I don't think Gaspar Noé quite understands what throwing his film into his clod-headed hero's memories implies or what it allows him to do as a storyteller. Love's flashbacks are more about a structural interest in relationships and their plotting through time, as in Noé 's Irreversible (2002), rather than what leaving behind "real" time can free a character, a mindstate, a body or a film to do, a freedom his last movie, Enter the Void takes to the max. The Exquisite Corpus, as befits its name, absolutely has this freedom, and it feels it; while Love's texture is viscously silken, as if we're stuck in an aquarium of translucent jelly, this 19-minute short, after its prologue arrival on the nudist island, flies into skittering subjective liberty.
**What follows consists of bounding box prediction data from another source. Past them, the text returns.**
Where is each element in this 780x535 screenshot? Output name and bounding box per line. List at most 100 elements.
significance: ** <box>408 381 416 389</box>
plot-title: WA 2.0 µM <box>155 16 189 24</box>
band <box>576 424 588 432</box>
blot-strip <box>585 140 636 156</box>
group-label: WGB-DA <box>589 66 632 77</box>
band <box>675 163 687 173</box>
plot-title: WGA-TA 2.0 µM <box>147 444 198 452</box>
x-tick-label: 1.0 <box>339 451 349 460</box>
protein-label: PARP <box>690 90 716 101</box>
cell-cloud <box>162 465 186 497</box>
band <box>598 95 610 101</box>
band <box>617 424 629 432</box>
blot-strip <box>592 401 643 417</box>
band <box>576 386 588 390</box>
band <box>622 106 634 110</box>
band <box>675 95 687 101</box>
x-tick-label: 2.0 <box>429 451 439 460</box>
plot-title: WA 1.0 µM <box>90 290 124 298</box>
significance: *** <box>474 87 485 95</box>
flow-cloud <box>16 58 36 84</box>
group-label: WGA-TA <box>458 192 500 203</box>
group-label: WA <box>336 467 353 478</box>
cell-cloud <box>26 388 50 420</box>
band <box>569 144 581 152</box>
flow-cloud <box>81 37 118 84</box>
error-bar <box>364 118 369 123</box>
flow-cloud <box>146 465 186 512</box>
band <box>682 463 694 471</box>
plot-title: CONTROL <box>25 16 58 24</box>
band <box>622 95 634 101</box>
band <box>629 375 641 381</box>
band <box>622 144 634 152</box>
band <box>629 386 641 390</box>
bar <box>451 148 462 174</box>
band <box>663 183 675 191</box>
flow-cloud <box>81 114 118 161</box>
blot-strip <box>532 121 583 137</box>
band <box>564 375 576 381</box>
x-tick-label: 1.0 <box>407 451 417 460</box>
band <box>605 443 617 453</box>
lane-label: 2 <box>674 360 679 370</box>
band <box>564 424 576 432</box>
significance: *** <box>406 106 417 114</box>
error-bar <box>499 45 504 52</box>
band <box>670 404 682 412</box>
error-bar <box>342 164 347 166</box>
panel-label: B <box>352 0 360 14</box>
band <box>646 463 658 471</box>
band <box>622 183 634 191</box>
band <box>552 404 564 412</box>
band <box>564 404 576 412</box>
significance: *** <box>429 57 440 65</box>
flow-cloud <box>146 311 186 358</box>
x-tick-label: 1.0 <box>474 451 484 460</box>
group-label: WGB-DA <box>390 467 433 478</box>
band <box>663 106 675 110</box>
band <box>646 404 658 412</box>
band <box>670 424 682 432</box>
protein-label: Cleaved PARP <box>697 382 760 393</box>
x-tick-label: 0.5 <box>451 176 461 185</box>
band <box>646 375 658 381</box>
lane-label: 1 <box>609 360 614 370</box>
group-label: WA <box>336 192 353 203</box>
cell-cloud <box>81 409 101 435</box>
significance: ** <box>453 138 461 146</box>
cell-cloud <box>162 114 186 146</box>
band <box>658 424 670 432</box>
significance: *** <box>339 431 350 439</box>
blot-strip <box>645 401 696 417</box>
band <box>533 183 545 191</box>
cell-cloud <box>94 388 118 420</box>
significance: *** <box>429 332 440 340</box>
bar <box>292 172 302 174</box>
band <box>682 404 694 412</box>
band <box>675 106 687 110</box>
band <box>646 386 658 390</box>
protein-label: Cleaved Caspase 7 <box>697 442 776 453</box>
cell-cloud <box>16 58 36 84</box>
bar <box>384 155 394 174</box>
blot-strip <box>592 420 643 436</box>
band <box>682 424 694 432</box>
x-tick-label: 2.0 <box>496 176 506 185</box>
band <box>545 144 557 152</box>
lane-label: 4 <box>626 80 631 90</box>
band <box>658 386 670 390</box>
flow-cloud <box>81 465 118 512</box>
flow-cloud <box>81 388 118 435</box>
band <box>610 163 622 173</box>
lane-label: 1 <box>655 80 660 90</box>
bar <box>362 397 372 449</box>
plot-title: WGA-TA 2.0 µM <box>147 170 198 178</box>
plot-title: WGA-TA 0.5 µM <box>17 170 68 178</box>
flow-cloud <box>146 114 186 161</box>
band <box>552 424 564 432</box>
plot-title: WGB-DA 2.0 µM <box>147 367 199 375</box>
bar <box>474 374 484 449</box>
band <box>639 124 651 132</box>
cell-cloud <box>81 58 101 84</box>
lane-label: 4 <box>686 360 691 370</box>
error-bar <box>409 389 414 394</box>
It moves from clip to clip of soft-core—a forced come-hither smile, a man's hand caressing a woman's thighs, the unbuttoning of a fly—and subjects them to Tscherkassky's characteristic, mad (film-) laboratory manipulations of film stock, radically altering the original footage and/or exposing and playing with its celluloid itself, so in the frame you see multiple strips of the same clip playing in sync, or out of sync—or otherwise treated to maximize the texture of the image and the tactility of film's movement.
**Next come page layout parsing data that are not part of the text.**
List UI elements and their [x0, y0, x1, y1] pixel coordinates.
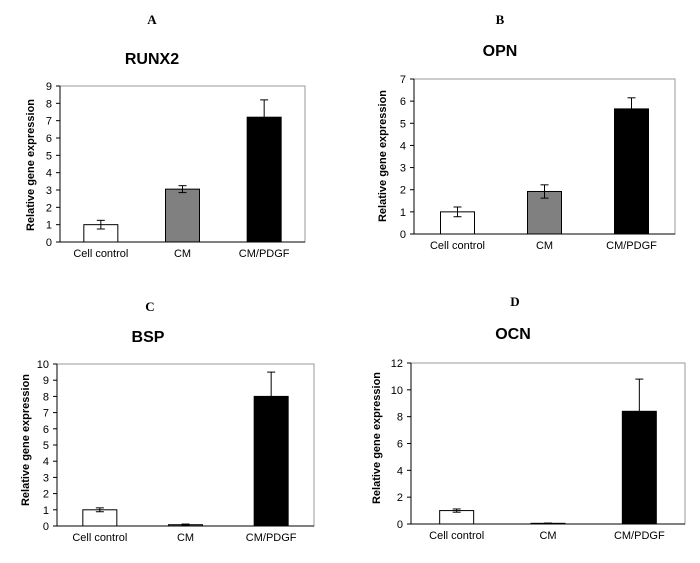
- panel-letter-d: D: [510, 294, 519, 309]
- x-tick-label: CM: [536, 240, 553, 252]
- y-tick-label: 8: [43, 391, 49, 403]
- y-tick-label: 6: [43, 424, 49, 436]
- y-tick-label: 4: [397, 465, 403, 477]
- y-axis-label: Relative gene expression: [25, 99, 37, 231]
- y-tick-label: 0: [43, 521, 49, 533]
- y-tick-label: 6: [400, 96, 406, 108]
- x-tick-label: CM: [177, 532, 194, 544]
- y-tick-label: 3: [46, 185, 52, 197]
- panel-a: A RUNX2 Relative gene expression 0 1 2 3 4 5 6…: [25, 12, 306, 260]
- y-tick-label: 1: [43, 505, 49, 517]
- y-tick-label: 2: [400, 185, 406, 197]
- y-tick-label: 2: [46, 202, 52, 214]
- y-tick-label: 3: [43, 472, 49, 484]
- y-tick-label: 5: [400, 118, 406, 130]
- y-tick-label: 10: [37, 359, 49, 371]
- y-tick-label: 0: [397, 519, 403, 531]
- y-tick-label: 4: [46, 168, 52, 180]
- y-tick-label: 1: [400, 207, 406, 219]
- x-tick-label: CM/PDGF: [246, 532, 297, 544]
- panel-d: D OCN Relative gene expression 0 2 4 6 8 10 12…: [371, 294, 686, 542]
- y-tick-label: 9: [43, 375, 49, 387]
- bar: [165, 188, 200, 243]
- y-tick-label: 3: [400, 163, 406, 175]
- x-tick-label: CM: [539, 530, 556, 542]
- bar: [614, 108, 649, 235]
- y-tick-label: 6: [397, 439, 403, 451]
- y-tick-label: 4: [43, 456, 49, 468]
- y-tick-label: 0: [46, 237, 52, 249]
- x-tick-label: CM/PDGF: [239, 248, 290, 260]
- x-tick-label: Cell control: [429, 530, 484, 542]
- panel-c: C BSP Relative gene expression 0 1 2 3 4 5 6 7 8…: [20, 299, 315, 544]
- x-tick-label: Cell control: [73, 248, 128, 260]
- y-tick-label: 5: [46, 150, 52, 162]
- panel-letter-a: A: [147, 12, 157, 27]
- y-tick-label: 7: [46, 116, 52, 128]
- bar: [246, 116, 282, 243]
- y-tick-label: 2: [43, 489, 49, 501]
- y-axis-label: Relative gene expression: [377, 90, 389, 222]
- y-tick-label: 8: [397, 412, 403, 424]
- chart-title-bsp: BSP: [132, 329, 165, 346]
- panel-letter-c: C: [145, 299, 154, 314]
- y-tick-label: 1: [46, 220, 52, 232]
- x-tick-label: CM/PDGF: [614, 530, 665, 542]
- y-tick-label: 12: [391, 358, 403, 370]
- panel-b: B OPN Relative gene expression 0 1 2 3 4 5 6 7 C…: [377, 12, 676, 252]
- y-tick-label: 5: [43, 440, 49, 452]
- chart-title-ocn: OCN: [495, 326, 531, 343]
- x-tick-label: Cell control: [430, 240, 485, 252]
- chart-title-opn: OPN: [483, 43, 518, 60]
- panel-letter-b: B: [496, 12, 505, 27]
- y-tick-label: 4: [400, 140, 406, 152]
- y-tick-label: 2: [397, 492, 403, 504]
- y-tick-label: 7: [400, 74, 406, 86]
- y-tick-label: 0: [400, 229, 406, 241]
- y-tick-label: 9: [46, 81, 52, 93]
- y-tick-label: 10: [391, 385, 403, 397]
- y-axis-label: Relative gene expression: [371, 372, 383, 504]
- chart-title-runx2: RUNX2: [125, 51, 179, 68]
- y-tick-label: 8: [46, 98, 52, 110]
- y-tick-label: 7: [43, 408, 49, 420]
- x-tick-label: Cell control: [72, 532, 127, 544]
- x-tick-label: CM: [174, 248, 191, 260]
- x-tick-label: CM/PDGF: [606, 240, 657, 252]
- y-tick-label: 6: [46, 133, 52, 145]
- y-axis-label: Relative gene expression: [20, 374, 32, 506]
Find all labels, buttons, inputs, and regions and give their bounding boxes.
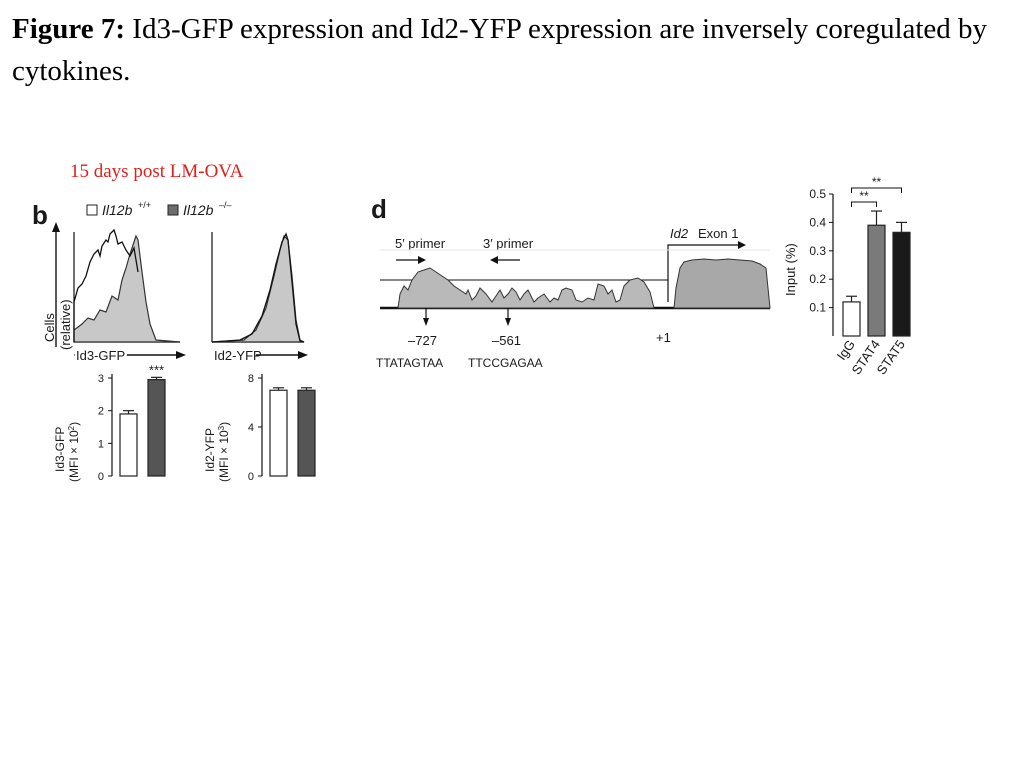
y-tick-label: 0.5 [809, 187, 826, 201]
panel-b-label: b [32, 200, 48, 230]
panel-d-label: d [371, 194, 387, 224]
legend-label-knockout: Il12b [183, 202, 214, 218]
panel-b-histograms: b Il12b +/+ Il12b –/– Cells (relative) I… [32, 200, 308, 366]
y-tick-label: 0.3 [809, 244, 826, 258]
y-tick-label: 2 [98, 406, 104, 418]
primer5-arrowhead [418, 256, 426, 264]
legend-swatch-knockout [167, 204, 179, 216]
primer3-label: 3′ primer [483, 236, 534, 251]
bar [269, 389, 288, 477]
pos1-label: –727 [408, 333, 437, 348]
hist-right-wildtype-curve [211, 232, 305, 343]
conservation-track [397, 267, 655, 309]
legend-swatch-wildtype [86, 204, 98, 216]
tss-arrowhead [738, 241, 746, 249]
bar [119, 413, 138, 477]
significance-label: ** [872, 175, 882, 189]
bar [297, 389, 316, 477]
bar [842, 301, 861, 337]
bar-chart-id3-gfp: 0 1 2 3 Id3-GFP (MFI × 102) *** [53, 362, 166, 483]
seq1-label: TTATAGTAA [376, 356, 443, 370]
exon-conservation-block [673, 258, 771, 309]
hist-right-knockout-curve [211, 234, 305, 343]
y-tick-label: 0 [98, 471, 104, 483]
pos2-label: –561 [492, 333, 521, 348]
tss-arrow [667, 244, 740, 302]
y-axis-label-units: (MFI × 102) [67, 422, 81, 482]
hist-left-xlabel: Id3-GFP [76, 348, 125, 363]
pos3-label: +1 [656, 330, 671, 345]
hist-ylabel: Cells [42, 313, 57, 342]
y-tick-label: 4 [248, 422, 254, 434]
panel-d-promoter-schematic: d 5′ primer 3′ primer Id2 Exon 1 –727 –5… [371, 194, 771, 370]
y-axis-label: Input (%) [783, 243, 798, 296]
y-tick-label: 0.2 [809, 272, 826, 286]
legend-sup-knockout: –/– [219, 200, 232, 210]
pos1-marker-head [423, 318, 429, 326]
y-tick-label: 3 [98, 373, 104, 385]
significance-label: ** [859, 189, 869, 203]
y-tick-label: 8 [248, 373, 254, 385]
hist-right-xlabel: Id2-YFP [214, 348, 262, 363]
significance-label: *** [149, 362, 164, 377]
bar [892, 231, 911, 337]
hist-ylabel-2: (relative) [58, 299, 73, 350]
timepoint-subtitle: 15 days post LM-OVA [70, 161, 244, 182]
hist-left-x-arrowhead [176, 351, 186, 359]
primer5-label: 5′ primer [395, 236, 446, 251]
y-axis-label: Id2-YFP [203, 428, 217, 472]
y-tick-label: 0.1 [809, 301, 826, 315]
hist-left-knockout-curve [73, 234, 181, 343]
y-tick-label: 0.4 [809, 215, 826, 229]
figure-label: Figure 7: [12, 13, 126, 45]
bar-chart-id2-yfp: 0 4 8 Id2-YFP (MFI × 103) [203, 373, 316, 483]
figure-caption-text: Id3-GFP expression and Id2-YFP expressio… [12, 13, 988, 87]
exon-label: Exon 1 [698, 226, 738, 241]
hist-left-wildtype-curve [73, 228, 139, 342]
y-axis-label: Id3-GFP [53, 427, 67, 472]
bar [867, 224, 886, 337]
y-axis-label-units: (MFI × 103) [217, 422, 231, 482]
y-tick-label: 0 [248, 471, 254, 483]
hist-y-arrowhead [52, 222, 60, 232]
gene-label: Id2 [670, 226, 689, 241]
figure-caption: Figure 7: Id3-GFP expression and Id2-YFP… [12, 8, 1002, 92]
legend-sup-wildtype: +/+ [138, 200, 151, 210]
y-tick-label: 1 [98, 438, 104, 450]
significance-bracket [851, 187, 902, 193]
pos2-marker-head [505, 318, 511, 326]
hist-right-x-arrowhead [298, 351, 308, 359]
primer3-arrowhead [490, 256, 498, 264]
significance-bracket [851, 201, 877, 207]
bar [147, 379, 166, 477]
legend-label-wildtype: Il12b [102, 202, 133, 218]
seq2-label: TTCCGAGAA [468, 356, 543, 370]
What this does is make the viewing experience haptic, or nearly so; you feel this film, it has not only a physical quality that pulses from the screen but its fitful energy makes this tangibility aggressive and insistent. Depending on the director's subject, this unique sensation can carry different connotations; Outer Space (1999), for example, finds a link between the assaulting quality of this style on the audience with how Tscherkassky's manipulations of footage from a horror film seem to also be attacking the film's heroine, an immersive double onslaught. The Exquisite Corpus is closer to Instructions for a Light and Sound Machine (2005), whose Spaghetti Western source material makes the director's meticulous, musical manipulations more of a direct cinephilic pleasure. In The Exquisite Corpus, the micro narratives of watching, teasing, touching, fucking and cumming are stories we're familiar with, and so the play with them, their accentuation, the rhymes or narrative links between footage, their actions' prolongation, the heightened anticipation, all of this carries a more wry edge, downright coy in spots and always a thrill.
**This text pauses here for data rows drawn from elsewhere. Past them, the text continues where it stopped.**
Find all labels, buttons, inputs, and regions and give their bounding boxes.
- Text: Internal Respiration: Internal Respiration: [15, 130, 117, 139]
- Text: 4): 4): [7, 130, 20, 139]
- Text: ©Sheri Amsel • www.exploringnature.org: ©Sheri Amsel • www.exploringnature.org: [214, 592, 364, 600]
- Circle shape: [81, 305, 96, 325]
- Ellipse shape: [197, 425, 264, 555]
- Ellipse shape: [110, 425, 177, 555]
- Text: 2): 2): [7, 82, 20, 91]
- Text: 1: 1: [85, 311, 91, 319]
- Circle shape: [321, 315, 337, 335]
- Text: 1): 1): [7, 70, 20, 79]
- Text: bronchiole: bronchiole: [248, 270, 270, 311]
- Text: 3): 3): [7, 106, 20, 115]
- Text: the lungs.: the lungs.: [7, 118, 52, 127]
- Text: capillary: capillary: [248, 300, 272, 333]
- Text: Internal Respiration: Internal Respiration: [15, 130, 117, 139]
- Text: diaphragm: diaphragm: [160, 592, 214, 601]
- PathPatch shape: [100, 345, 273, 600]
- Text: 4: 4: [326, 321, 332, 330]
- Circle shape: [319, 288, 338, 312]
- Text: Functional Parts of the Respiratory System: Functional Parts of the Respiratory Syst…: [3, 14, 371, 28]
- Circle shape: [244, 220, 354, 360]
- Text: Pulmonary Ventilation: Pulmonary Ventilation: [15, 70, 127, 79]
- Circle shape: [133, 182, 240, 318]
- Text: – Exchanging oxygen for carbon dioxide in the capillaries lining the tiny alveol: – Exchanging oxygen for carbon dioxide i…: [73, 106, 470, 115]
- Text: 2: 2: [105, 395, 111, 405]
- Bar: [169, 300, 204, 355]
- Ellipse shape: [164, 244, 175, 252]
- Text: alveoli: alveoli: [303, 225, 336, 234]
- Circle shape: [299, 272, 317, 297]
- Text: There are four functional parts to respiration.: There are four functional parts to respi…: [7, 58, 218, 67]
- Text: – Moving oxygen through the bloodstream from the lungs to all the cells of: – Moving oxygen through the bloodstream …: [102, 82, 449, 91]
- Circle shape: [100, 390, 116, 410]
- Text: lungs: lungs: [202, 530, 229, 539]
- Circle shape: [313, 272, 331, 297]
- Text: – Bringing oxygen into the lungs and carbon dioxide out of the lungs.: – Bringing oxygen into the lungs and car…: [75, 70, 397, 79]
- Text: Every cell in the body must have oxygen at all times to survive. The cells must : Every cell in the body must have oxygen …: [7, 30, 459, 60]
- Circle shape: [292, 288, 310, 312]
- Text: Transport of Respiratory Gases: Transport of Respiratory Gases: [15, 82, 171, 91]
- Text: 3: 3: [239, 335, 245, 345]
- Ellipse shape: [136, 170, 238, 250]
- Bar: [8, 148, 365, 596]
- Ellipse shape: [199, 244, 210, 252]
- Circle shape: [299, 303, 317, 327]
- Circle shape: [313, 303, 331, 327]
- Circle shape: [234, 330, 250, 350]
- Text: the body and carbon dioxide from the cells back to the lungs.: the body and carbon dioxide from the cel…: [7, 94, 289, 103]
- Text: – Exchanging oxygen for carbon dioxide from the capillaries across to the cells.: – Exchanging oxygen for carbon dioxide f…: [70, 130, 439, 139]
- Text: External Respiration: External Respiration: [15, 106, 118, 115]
Suffice to say, while Love clearly assumes it is being profound, audacious, and heartfelt, The Exquisite Corpus sees the humor and perversion inherent in filming sex—not to mention turning sex or the reason why people are having sex into a story—and dives deep into this world, capturing at once its ridiculousness and the visceral effect it can have, the verve and tantalization it can contain. Tscherkassky is not so much highlighting and excerpting precious bits of soft-core like Godard might quote a lovely gesture from an old film, but rather The Exquisite Corpus pulls at, provokes, and challenges the material these choice moments are made of—quite literally—and finds in their material the ability to express something akin to a super-condensed, supercharged version of their original purpose, all without betraying their woe-begotten cultural value. Suffice to say, I exited the theatre and left Cannes with my faith in sex films restored.